Interview for Motivatem. A company that helps organisations improve performance by tapping into and releasing the full potential and motivation of their employees. Updated in August 2016.
As curious as it might seem, I didn’t imagine I’d be where I am now. I left university after taking my architectural diploma in June 1993, and just started on a path. Ultimately it led to being appointed Editor in Chief of ELLE Decoration in May 2004. I’d always loved magazines, but never seriously considered them as a potential profession.
I’m not sure if I had a vision of what I wanted to achieve so much, as a realisation that I’d found something to do that I enjoyed. And that for me is key. The next step is simply to want to do your best at whatever that thing is. That has always been my motivation — rather than money, fame, recognition or power. Of course if these things come my way I will feel I have deserved them, I work very hard! But they are not my motivation, and I believe this is really crucial; what compels you to do what you do? It’s always worth examining that. I also make sure, when composing a team, that I surround myself with people who feel the same way ie we’re driven by passion for what we do.
It’s certainly not always been easy. There have been times when my commitment or loyalties have been sorely tested, even moments when I’ve wanted to quit it all and sell peaches on a beach in Barbados. But in those moments I’ve looked inside and chosen the option that felt right. Integrity is everything to me. I believe that the truth always comes out in the end. It’s just that sometimes, you have to be patient.
Do I follow my instincts? Absolutely. That’s the biggest lesson I’ve learnt, to never second guess myself. I can seek other opinions/sleep on something/discuss options, but I’ve learnt the hard way to never go against my gut.
Determining your strengths and weaknesses is always a tricky one as your strengths are what propel you forwards, and to some extent they also dictate your weaknesses. You can’t have one without the other. But hopefully they balance each other. I’ve always been open to constructive criticism on my work, in fact I positively invite it. To take a defensive position is a waste of time, the point is to hear what people have to say, then make up your own mind. But as I’ve grown more experienced, I’ve got better at knowing who I should listen to, and who I just hear out so that they feel listened to!
But I love what I do, so that’s what keeps me going. Also in the world of magazines, you’re driven by the constant need to evolve; standing still is not an option. I do need to remind myself to take breaks though. You can’t, and shouldn’t, work if you’re tired. An essential part of leading a team is precisely that, to lead them, ie motivate, encourage, support, enthuse… you can’t do any of that if you’re tired.
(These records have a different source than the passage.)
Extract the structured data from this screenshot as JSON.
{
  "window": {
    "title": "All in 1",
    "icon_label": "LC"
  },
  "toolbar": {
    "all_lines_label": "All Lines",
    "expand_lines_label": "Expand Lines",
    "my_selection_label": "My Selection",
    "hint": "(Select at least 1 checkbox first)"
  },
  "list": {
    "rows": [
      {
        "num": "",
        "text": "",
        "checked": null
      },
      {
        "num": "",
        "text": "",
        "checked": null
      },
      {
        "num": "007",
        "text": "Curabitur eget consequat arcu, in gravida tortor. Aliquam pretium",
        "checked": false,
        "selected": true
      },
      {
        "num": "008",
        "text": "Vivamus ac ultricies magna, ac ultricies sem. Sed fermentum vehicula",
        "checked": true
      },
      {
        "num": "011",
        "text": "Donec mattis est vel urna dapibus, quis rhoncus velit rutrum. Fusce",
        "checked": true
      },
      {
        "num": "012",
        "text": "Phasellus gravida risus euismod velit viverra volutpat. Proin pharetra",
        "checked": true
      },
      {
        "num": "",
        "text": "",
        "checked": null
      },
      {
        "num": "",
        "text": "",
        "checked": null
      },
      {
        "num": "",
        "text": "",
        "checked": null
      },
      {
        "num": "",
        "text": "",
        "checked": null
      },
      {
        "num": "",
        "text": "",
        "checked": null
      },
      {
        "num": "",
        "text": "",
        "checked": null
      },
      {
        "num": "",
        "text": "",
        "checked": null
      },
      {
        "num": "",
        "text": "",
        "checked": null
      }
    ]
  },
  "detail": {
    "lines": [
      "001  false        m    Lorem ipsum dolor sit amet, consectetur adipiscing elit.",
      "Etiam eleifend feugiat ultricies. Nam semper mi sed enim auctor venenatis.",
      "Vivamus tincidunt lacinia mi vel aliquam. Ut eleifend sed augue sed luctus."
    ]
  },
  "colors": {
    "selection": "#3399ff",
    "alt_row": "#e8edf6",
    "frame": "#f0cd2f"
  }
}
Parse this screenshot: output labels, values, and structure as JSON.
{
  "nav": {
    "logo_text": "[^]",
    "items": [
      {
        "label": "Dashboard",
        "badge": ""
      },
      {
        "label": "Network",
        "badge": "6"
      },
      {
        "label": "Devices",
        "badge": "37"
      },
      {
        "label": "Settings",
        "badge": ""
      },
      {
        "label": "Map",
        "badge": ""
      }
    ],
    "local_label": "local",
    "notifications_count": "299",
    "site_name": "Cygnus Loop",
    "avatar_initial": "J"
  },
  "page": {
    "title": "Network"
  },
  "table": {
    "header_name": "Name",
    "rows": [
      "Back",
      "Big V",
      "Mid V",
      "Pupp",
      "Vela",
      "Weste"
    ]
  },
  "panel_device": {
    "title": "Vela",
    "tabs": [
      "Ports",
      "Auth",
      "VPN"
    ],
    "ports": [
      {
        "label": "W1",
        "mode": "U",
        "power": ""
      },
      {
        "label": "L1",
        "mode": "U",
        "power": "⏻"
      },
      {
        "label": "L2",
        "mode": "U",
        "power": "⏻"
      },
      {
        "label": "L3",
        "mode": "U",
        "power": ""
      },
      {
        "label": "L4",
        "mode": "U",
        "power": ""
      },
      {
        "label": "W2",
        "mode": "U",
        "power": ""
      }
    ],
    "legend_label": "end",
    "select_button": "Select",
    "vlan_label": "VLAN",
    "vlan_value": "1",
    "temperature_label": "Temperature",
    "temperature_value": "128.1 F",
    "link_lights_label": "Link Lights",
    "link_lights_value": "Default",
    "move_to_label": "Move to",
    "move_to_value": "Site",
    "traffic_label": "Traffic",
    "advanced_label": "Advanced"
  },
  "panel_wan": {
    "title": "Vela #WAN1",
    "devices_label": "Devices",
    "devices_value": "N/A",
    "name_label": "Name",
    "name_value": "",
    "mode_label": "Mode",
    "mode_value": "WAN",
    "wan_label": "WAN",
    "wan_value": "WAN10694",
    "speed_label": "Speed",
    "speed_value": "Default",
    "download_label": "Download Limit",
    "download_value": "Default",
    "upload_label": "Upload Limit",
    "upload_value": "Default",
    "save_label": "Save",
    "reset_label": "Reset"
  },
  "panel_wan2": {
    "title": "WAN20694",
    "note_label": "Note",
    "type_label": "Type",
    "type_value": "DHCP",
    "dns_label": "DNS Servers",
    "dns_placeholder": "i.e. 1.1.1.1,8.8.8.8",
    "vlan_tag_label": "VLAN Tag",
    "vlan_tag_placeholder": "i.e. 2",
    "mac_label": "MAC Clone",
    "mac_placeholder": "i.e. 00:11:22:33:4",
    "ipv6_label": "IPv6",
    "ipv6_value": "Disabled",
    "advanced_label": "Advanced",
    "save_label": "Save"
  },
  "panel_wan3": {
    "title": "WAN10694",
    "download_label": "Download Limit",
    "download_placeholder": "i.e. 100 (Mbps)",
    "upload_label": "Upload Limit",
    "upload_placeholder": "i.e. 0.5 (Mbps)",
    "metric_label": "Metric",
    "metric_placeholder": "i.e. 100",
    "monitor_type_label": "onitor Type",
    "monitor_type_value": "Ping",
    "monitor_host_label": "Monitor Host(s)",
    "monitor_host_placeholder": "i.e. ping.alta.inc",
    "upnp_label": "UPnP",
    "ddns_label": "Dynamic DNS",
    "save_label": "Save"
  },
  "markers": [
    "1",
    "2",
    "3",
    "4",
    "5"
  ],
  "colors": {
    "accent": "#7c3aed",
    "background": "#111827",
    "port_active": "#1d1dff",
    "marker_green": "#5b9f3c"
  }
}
I love to feel like I’m still learning though. That’s why I’m really enjoying the new avenue of TV presenting that’s recently opened up for me. Also, learning by going back to my roots as an interiors consultant with the launch of the ELLE Decoration Style Consultancy.
I subscribe whole heartedly to the following statements… 1. There’s no such thing as making a mistake, only gaining experience. 2. Get something wrong the first time, that’s life. A second time, that’s really unfortunate and you need to learn the lesson. But get it wrong a third time and you’re a bloody idiot. Thus I’ve never made any ‘mistakes’ as such, just learned a lot. If something doesn’t feel right though, I wouldn’t just sit there, I’d change/do something/speak up/move on.
Deciding what to do with your life is one of the most important challenges a young person faces. In fact, I think life is essentially a quest to find your passion. What is it that you really love to do such that you find your flow and time disappears? What is that thing that you can lose yourself in? Life has a way of testing you to see if something really is your passion. But these tests should be embraced, as they will help you decide. Nearly every person I’ve ever admired or interviewed, has a story about a time they were told no, or that they wouldn’t make it, or some other such obstacle was thrown in their path, but these became the turning points in their lives that made them stand up and really own their life choices. It was the moment they decided that this was the thing they really wanted to do, whatever the odds, and no-one was going to stop them.
I’ve learnt that there are many ways to achieve a goal. The question is only how hard are you prepared to work for it? And what’s it really worth to you? But it’s also important to remember that sometimes not getting something you thought you wanted, can be as pivotal as getting it. Life has a funny way of nudging down the best path if you let your instincts guide you.